EmoP3D is a pyramidal neural network for emotion recognition, based on biological pyramidal neurons developed in [1];
Code for Poster Session at IWCV18:
Di Nardo E., Petrosino A., Ullah I. - Spatio-Temporal Pyramidal Deep Learning in Emotion Recognition. Poster presented at: International Workshop on Computer Vision (IWCV); 2018, May 29-31; Modena, Italy.
Code is tested on eNTERFACE '05 [2] and ICT Youtube [3] datasets;
- Faces are extracted using FaceNet.
- Number of feature maps used is 3;
- Samples have 16 frame depth with an overlap of 8 frames i.e 16x100x100x1 depth, height, width, channels dimensions;
- 10-Fold Cross-Validation;
- Mini-batch gradient descent with Momentum optimization:
- Batch size of 100 samples;
- Momentum decay: 0.9;
- Learning rate of 0.00015 and exponential decay ratio of 0.1 every 15 epochs;
- Leaky ReLU activation function;
Model | eNTERFACE | ICT Youtube |
---|---|---|
AVER-Geometric [4] | 41.59% | - |
KCMFA [5] | 58% | - |
AVER-CNN [4] | 62% | - |
LSTM(A) Binary [6] | - | 52.3% |
MARN [7] | - | 54.2% |
EmoP3D (Ours) | 71.47% | 75% |
Code uses Sparse Softmax Cross Entropy as loss function, it doesn't need One Hot Encoding.
- Tensorflow 1.2+;
- TQDM;
- Numpy;
- Packaging;
Option | Type | Default | Description |
---|---|---|---|
evaluate_every | float | 1 | Number of epoch for each evaluation (decimals allowed) |
test_milestones | list | 15,25,50 | Each epoch where performs test |
save_checkpoint | boolean | False | Flag to save checkpoint or not |
checkpoint_name | string | 3dpyranet.ckpt | Name of checkpoint file |
Option | Type | Default | Description |
---|---|---|---|
train_path | string | // | Path to npy training set |
train_labels_path | string | // | Path to npy training set labels |
val_path | string | // | Path to npy val/test set |
val_labels_path | string | // | Path to npy val/test set labels |
save_path | string | // | Path where to save network model |
Option | Type | Default | Description |
---|---|---|---|
batch_size | int | 100 | Batch size |
depth_frames | int | 16 | Number of consecutive samples |
height | int | 100 | Sample height |
width | int | 100 | Sample width |
in_channels | int | 1 | Sample channels |
num_classes | int | 6 | Number of classes |
Option | Type | Default | Description |
---|---|---|---|
feature_maps | int | 3 | Number of maps to use (strict model shares the number of maps in each layer) |
learning_rate | float | 0.00015 | Learning rate |
decay_steps | int | 15 | Number of epoch for each decay |
decay_rate | float | 0.1 | Learning rate decay |
max_steps | int | 50 | Maximum number of epoch to perform |
weight_decay | float | None | L2 regularization lambda |
Option | Type | Default | Description |
---|---|---|---|
optimizer | string | MOMENTUM | Optimization algorthim (GD - MOMENTUM - ADAM) |
use_nesterov | boolean | False | Flag to use Nesterov Momentum (it works only with MOMENTUM optimizer) |
[1] Ullah, Ihsan, and Alfredo Petrosino. "Spatiotemporal features learning with 3DPyraNet." International Conference on Advanced Concepts for Intelligent Vision Systems. Springer, Cham, 2016.

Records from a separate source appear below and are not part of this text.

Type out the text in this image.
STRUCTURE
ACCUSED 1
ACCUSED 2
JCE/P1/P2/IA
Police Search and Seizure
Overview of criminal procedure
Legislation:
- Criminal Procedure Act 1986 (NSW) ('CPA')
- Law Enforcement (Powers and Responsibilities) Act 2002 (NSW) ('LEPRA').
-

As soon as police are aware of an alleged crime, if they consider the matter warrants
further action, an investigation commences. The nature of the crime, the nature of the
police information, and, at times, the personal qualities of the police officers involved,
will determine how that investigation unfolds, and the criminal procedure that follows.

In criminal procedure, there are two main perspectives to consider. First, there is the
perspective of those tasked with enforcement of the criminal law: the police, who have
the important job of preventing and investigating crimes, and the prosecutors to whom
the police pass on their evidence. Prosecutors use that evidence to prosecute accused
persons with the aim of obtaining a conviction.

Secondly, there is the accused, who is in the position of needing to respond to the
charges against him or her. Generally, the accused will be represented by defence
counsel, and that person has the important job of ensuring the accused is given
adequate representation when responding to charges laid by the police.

[2] Martin, Olivier, et al. "The enterface’05 audio-visual emotion database." Data Engineering Workshops, 2006. Proceedings. 22nd International Conference on. IEEE, 2006.
[3] Morency, Louis-Philippe, Rada Mihalcea, and Payal Doshi. "Towards multimodal sentiment analysis: Harvesting opinions from the web." Proceedings of the 13th international conference on multimodal interfaces. ACM, 2011.
[4] Noroozi, F., Marjanovic, M., Njegus, A., Escalera, S., and Anbarjafari, G. (2017). Audio-visual emotion recognition in video clips. IEEE Transactions on Affective Computing.
[5] Wang, Y., Guan, L., and Venetsanopoulos, A. N. (2012). Kernel cross-modal factor analysis for information fusion with application to bimodal emotion recognition. IEEE Transactions on Multimedia, 14(3):597–607
[6] Chen, M., Wang, S., Liang, P. P., Baltrušaitis, T., Zadeh, A., and Morency, L.-P. (2017). Multimodal sentiment analysis with word-level fusion and reinforcement learning.
[7] Zadeh, A., Liang, P. P., Poria, S., Vij, P., Cambria, E., and Morency, L.-P. (2018). Multiattention recurrent network for human communication comprehension. arXiv preprint arXiv:1802.00923.